Since then we have entered the phase in our project where more participants have been added, CentOS 8 is preferred, and we are using Zeek 3.0.1.

I wonder if any consideration, or work has been done, in updating the bro-cluster-in-a-box script to work with the updated OS and Zeek version. Any information would be appreciated.

Thanks in advance,

Paul Sibley

Hi!

It shouldn’t be that hard to update to 3.x…

  • bro-pkg should be swapped out with the renamed zkg
  • the python2 references can likely be changed to 3
  • caf no longer needs to be installed separately
  • geoip and databases needs to be swapped out with maxminddb versions, might need a license
  • probably worth it to switch to af_packet from pf_ring… pf_ring was only used initially to easily support capturing directly from both halves of a tap, which might not be a requirement anymore.

My schedule is a bit crazy for the next week, but once I have some time to work on it I should be able to get things updated pretty quickly… There’s really not much to it.

At the Canarie workshop, Steve Smoot from Corelight suggested using pf_ring still. Any thoughts/comments on switching to af_packet? Advantages vs Disadvantages?

Regards,
Scott

Well, it was more nuanced. Or should have been. I think AFpacket is generally better but if you want 2 taps, then PF_Ring.
But always happy to hear other people’s experience!
-s

There’s a law that if you say pf_ring and af_packet 3 times, Michal shows up.

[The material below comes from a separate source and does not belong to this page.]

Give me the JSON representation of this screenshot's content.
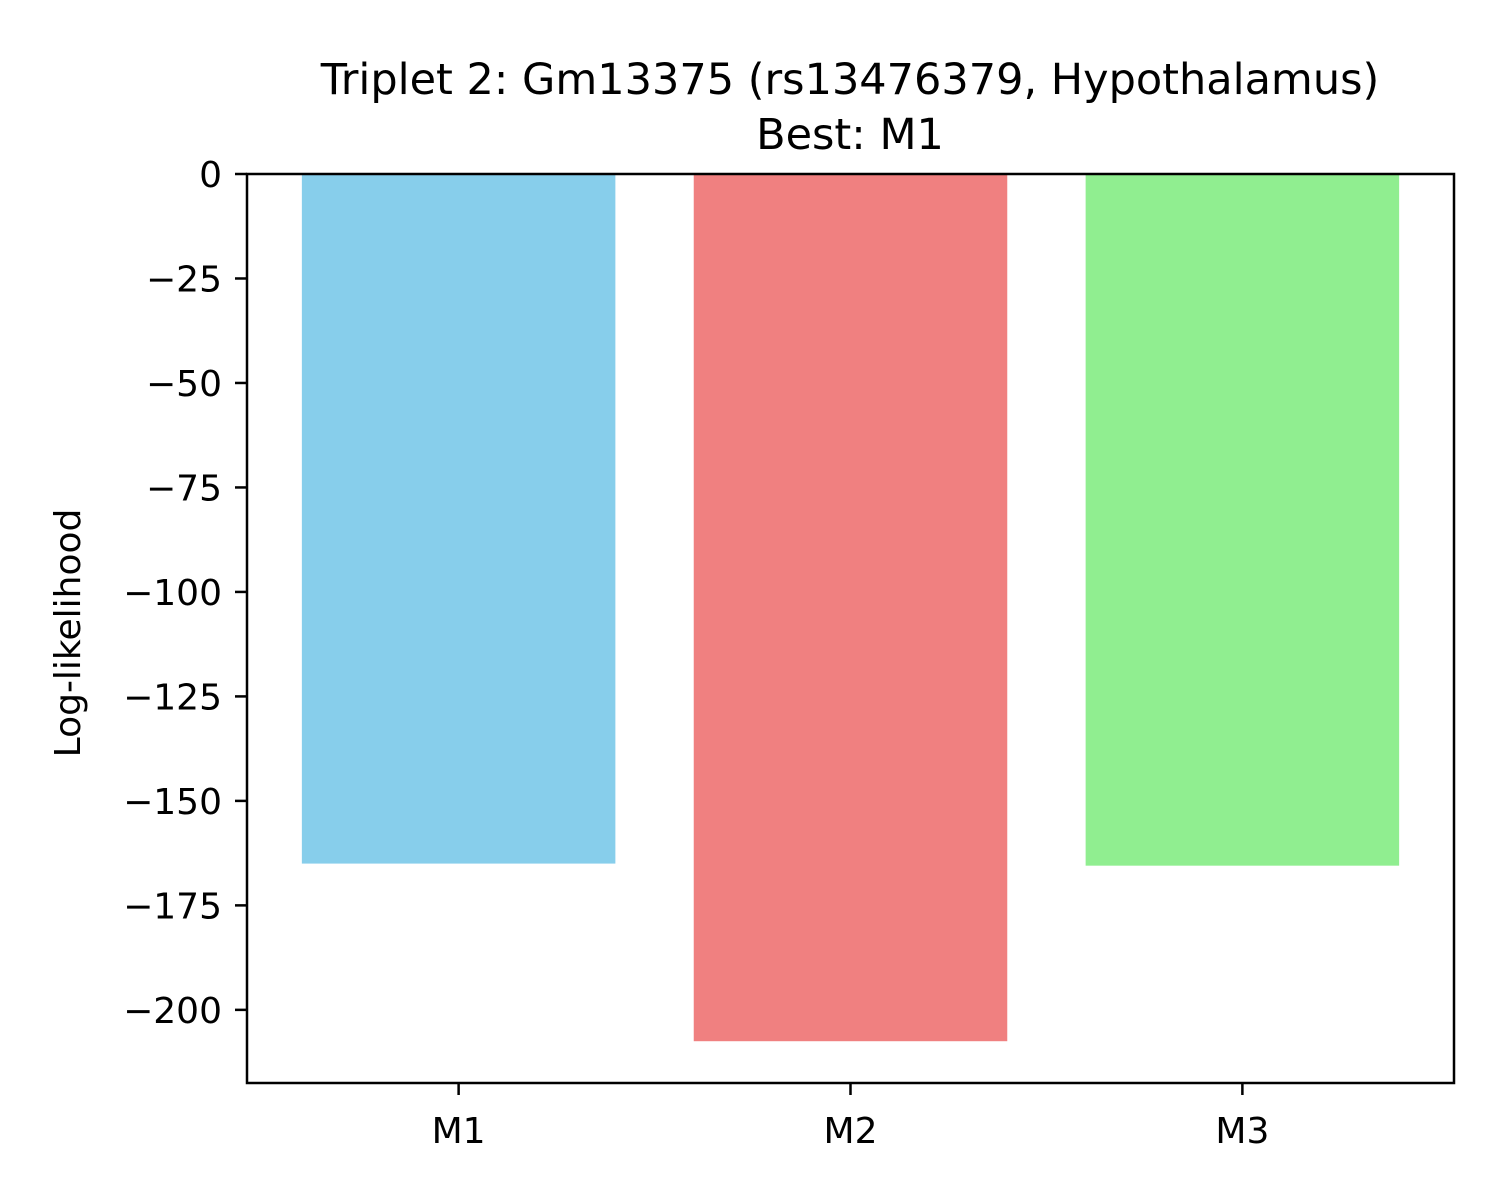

I don’t see many (any?) reasons for using pf_ring, TBH, if you have a modern kernel or a decent network card (Mellanox, Intel, etc). And I still owe the community the article to show how to use the af_packet correctly :confused:

The case where one has inputs from multiple taps, to multiple network ports will be handled the same way by af_packet, if interfaces are bonded or bridged and by pf_ring. None of them buffers data and processes them at L4 and deals with out of order, etc.

OOOH! You can bond two interfaces together and run af_packet on the bond0 interface? that works?!?

Somewhat of a tangent, but did af_packet in CentOS/RHEL 7 kernels ever solve the distribution of packets across multiple bro/zeek processes when observing IPv6 traffic?

I observed an issue a while back where when watching traffic on an interface (bonded or not) with multiple bro/zeek processes, that all processes would see the IPv6 traffic, vice only one process. IPv4 worked properly, but any network with IPv6 had some nasty logs because of duplication.

Would love to hear this confirmed with no performance issues.

Cheers,

JB



From: justin@corelight.com
Sent: February 5, 2020 5:26 PM
To: michalpurzynski1@gmail.com
Cc: Paul.Sibley@canarie.ca; zeek@zeek.org
Subject: Re: [Zeek] “bro-cluster-in-a-box-setup” to “zeek-cluster-in-a-box-setup”?

|

  • |

OOOH! You can bond two interfaces together and run af_packet on the bond0 interface? that works?!?

You can absolutely do this. We are using af_packet and bonded interfaces throughout the majority of our deployments (approximately 1800 sensors).

We decided on af_packet as it was included in recent (at the time 2yrs ago) kernels. I can’t speak to non-Debian based distro’s, but we haven’t seen any issues related to the use of af_packet.

-Justin

Sure, you can run af_packet on any device, including device-made-of-devices, any virtual and physical interface and a combination thereof. The whole af_packet mechanism (they call it “taps” internally) works on a higher level.

Now let’s address the elephant in the room, shall we.

IPv4 is correctly hashed on relatively modern kernels (I believe RHEL 7.4 has a fix for that) - so you can use the cluster_flow mode.
IPv6 seems to have problems, sometimes - I can see it correctly hashed most of the time (but not always).

What we do on production, is we let card hash packets by src + dst IP address (and never ports, because fragments don’t have port numbers), with the symmetric key, offloading disabled, correct number of queues set and cluster_qm.

If the community is interested I can have an article out in a week - just need to know if there’s someone who wants that?

+1 on the article.

-Justin

+1.

Regards,
C. L. Martinez

+1 on the article.

+1 on the article.

Give me a week, I already started working on it. I’ll be in touch with Amber. to post it to the official Zeek blog (and only there).